I've been thinking about others' perceptions of our situation, carrying a second child with a fatal diagnosis. How some may see this as irresponsible on our part, having subsequent children knowing of our susceptibility to Potter's Syndrome. It is something I have pondered since discovering this baby's condition because it is difficult to acknowledge this baby without acknowledging the loss of our first for the same reason.

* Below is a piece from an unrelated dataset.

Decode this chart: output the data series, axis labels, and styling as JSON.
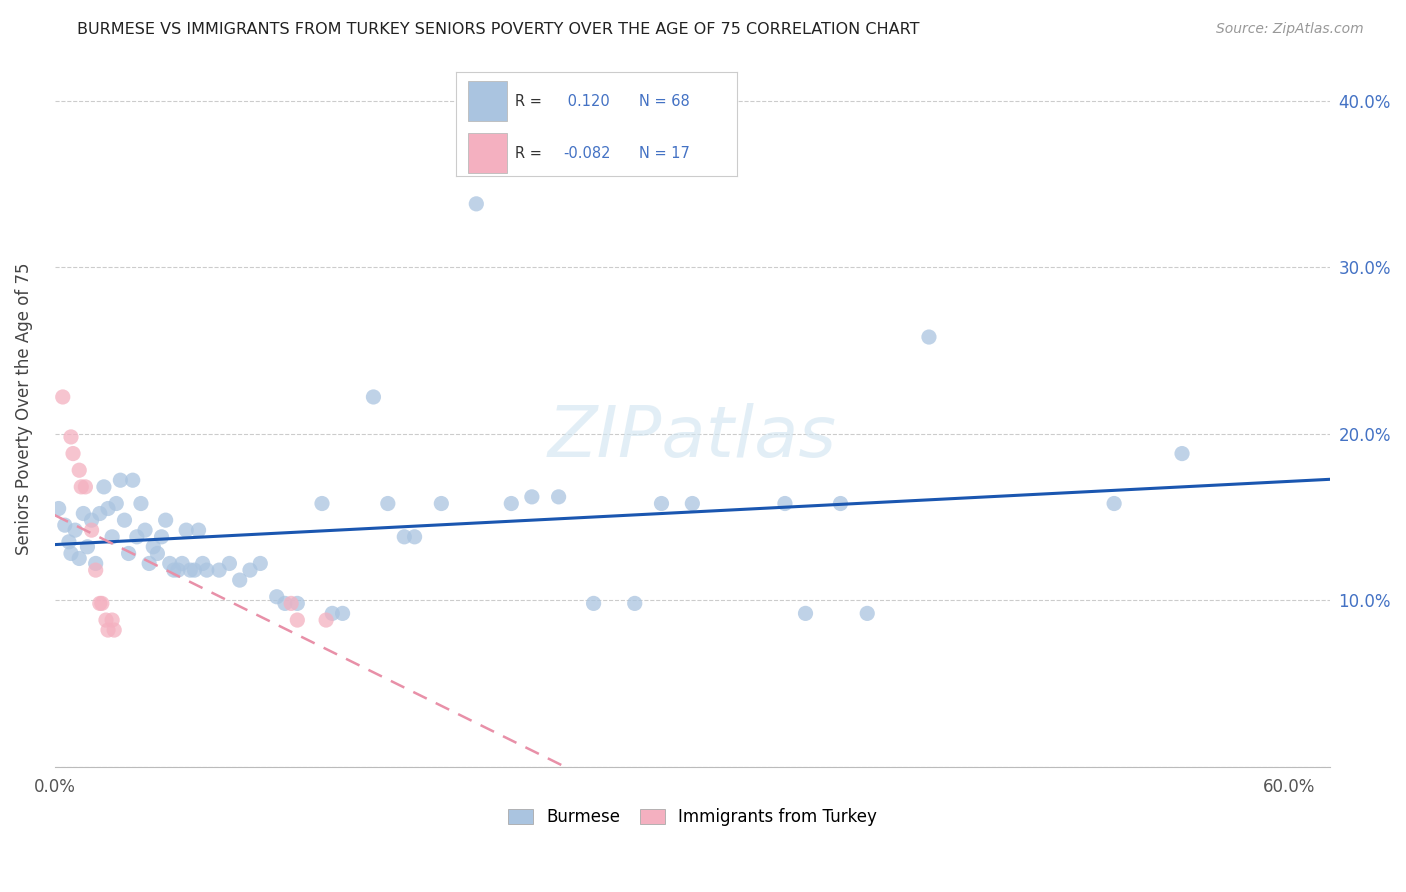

We were told that Wyatt's Potter's Syndrome was a fluke, extremely unlikely to reoccur. We proceeded with medical caution, we had three ultrasounds while pregnant with Wyatt which documented any possible anomalies and then after his birth we had his cord blood tested for any chromosomal problems. His chromosomes came back completely normal and physically he had no other notable anomalies outside of typical Potter's Syndrome characteristics. There is no genetic test which can be administered to check and see if we are carriers of something which would be causing the bilateral renal agenesis and most cases are truly flukes. It is not even known the specific genetic etiology that causes this baby's condition, whether it is strictly genetic, environmental or a combination.
The odds of this happening to us again were estimated to be 3%. Let me break down what odds of 3% look like. Both men and women have a lifetime risk of about 5% of developing colon and rectum cancer. Women have a lifetime risk of 12% of developing breast cancer and men a 7% risk of developing prostate cancer. Men and women have over a 6% risk of developing lung or bronchial cancer. The average odds of a baby being born with any birth defect is 3 or 4 out of 100, or 3-4%. The risks of a woman having a miscarriage in her 20s is 10% and in her later 30s jumps to 20%. Men have a lifetime risk of about 3% of dying in an accident and a woman's risk is 2%.
Probably the most important thing to remember though is that our risk of not having Potter's Syndrome reoccur was 97%. To me, that was huge. Now of course, that is all up in the air and likely never to be resolved. Five children, two with Potter's Syndrome, no answers. I would give almost anything to be back at that 3% recurrence risk.